Even if you don’t have marsh marigolds growing in or near your backyard, you can make a version of this birthday dish with any dark, leafy greens. It consists of pan or oven roasted potatoes and ramps cooked in the fat from some really good bacon. The cowslips are tossed on top of the crispy potatoes causing the greens to quickly wilt. Then the bacon is added before serving. Grandfather loved it served with cornbread.

Like my great-grandmother, I adjust my cooking to what’s in season. We’ve all grown accustomed to having everything available any time we want at the supermarket and with that availability we’ve lost both the flavor and pleasure that comes with the arrival of the next crop. The joy of meals made from what’s in the garden, field or farm in the moment makes all the difference. So make a meal that announces spring to your family. Who knows, maybe they’ll be craving it when they are in their 80s!

 
Author: Nel Emlen
Serves: 6
 
Nothing says "spring" like new greens and wild ramps. Add potatoes and bacon and you have a delicious dish that can be eaten at room temperature or hot right off the stove. Skip the bacon and substitute oil for the bacon fat to made a memorable vegetarian dish. Great for a spring potluck!
Ingredients
  • 2 – 2.5 pounds of gold potatoes or fingerlings
  • ¾ - 1 pound of dark, leafy greens (spinach, chard, braising mix or pak choi)
  • 1 pound bacon
  • 1 bunch ramps
  • Sea salt and pepper to taste
  • Vinaigrette (optional)
FARMERS TO YOU INGREDIENTS:
ADDITIONAL PANTRY ITEMS:
  • Sea salt
  • Pepper
  • Vinaigrette
Instructions
  1. Wash potatoes then pierce the flesh with a fork and bake either in a microwave or in an oven at 400 degrees until done (approximately 30 - 45 minutes depending on size). Let cool enough to handle and then cut into ¾” inch cubes. Note: I often bake the potatoes a day or more in advance.
  2. Cook the bacon in a heavy fry pan until crisp. Remove bacon from the pan and place on a paper towel to drain. Pour the remaining bacon fat from the pan into a glass measuring cup for later use.
  3. Either pan fry your potatoes in a few tablespoons of bacon fat or olive oil or toss them with fat or oil and salt and roast in a 385 degree oven for approximately 45 minutes or until crispy.

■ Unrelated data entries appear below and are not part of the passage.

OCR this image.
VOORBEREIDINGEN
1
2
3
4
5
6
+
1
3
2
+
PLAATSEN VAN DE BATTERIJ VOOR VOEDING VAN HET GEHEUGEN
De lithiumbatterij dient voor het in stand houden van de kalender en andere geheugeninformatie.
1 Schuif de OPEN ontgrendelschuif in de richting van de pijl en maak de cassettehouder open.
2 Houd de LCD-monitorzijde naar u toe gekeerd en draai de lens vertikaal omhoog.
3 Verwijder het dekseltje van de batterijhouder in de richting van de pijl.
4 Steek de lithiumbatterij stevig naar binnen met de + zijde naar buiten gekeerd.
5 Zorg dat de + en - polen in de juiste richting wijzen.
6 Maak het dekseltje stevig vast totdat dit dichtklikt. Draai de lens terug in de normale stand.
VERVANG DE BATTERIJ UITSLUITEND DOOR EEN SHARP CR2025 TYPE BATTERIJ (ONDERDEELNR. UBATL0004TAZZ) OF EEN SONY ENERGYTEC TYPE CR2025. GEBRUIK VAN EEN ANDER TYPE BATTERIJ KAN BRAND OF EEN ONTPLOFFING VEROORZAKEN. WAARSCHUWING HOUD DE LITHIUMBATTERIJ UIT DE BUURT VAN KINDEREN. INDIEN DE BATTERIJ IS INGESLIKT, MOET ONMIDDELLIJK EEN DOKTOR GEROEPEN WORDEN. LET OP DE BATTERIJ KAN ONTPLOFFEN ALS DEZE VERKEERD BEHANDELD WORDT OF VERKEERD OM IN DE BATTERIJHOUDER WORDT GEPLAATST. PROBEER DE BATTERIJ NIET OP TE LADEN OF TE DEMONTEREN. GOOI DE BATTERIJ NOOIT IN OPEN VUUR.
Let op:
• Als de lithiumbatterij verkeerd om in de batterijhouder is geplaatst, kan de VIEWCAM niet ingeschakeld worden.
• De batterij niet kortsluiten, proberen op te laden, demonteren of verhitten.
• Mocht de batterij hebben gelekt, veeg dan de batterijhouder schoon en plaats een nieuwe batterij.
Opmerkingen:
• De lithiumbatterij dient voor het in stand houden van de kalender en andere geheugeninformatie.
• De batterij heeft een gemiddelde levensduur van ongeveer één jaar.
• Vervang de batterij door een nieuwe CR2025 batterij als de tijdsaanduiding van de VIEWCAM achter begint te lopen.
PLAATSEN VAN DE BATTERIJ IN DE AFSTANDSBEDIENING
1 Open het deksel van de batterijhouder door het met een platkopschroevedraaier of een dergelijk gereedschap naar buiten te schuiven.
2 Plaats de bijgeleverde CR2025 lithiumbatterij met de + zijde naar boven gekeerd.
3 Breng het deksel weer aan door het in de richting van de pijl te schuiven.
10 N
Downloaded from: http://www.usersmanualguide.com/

Stir occasionally.
  4. Wash the ramps thoroughly. Remove the roots and top ½ of the greens. Chop the remaining section. Slowly cook the ramps in 2 tablespoons of bacon fat or olive oil over low heat until translucent. Set aside and add to the cooked potatoes when they are hot and crispy.
  5. Thoroughly wash the greens and spin dry. Toss with the hot potatoes and ramps. Either continue to cook all together on your stove top fry pan until completely cooked or simply let the greens wilt from the heat of the hot potatoes.
  6. Before serving, add bacon and toss.
  7. Serve as is or add your favorite vinaigrette.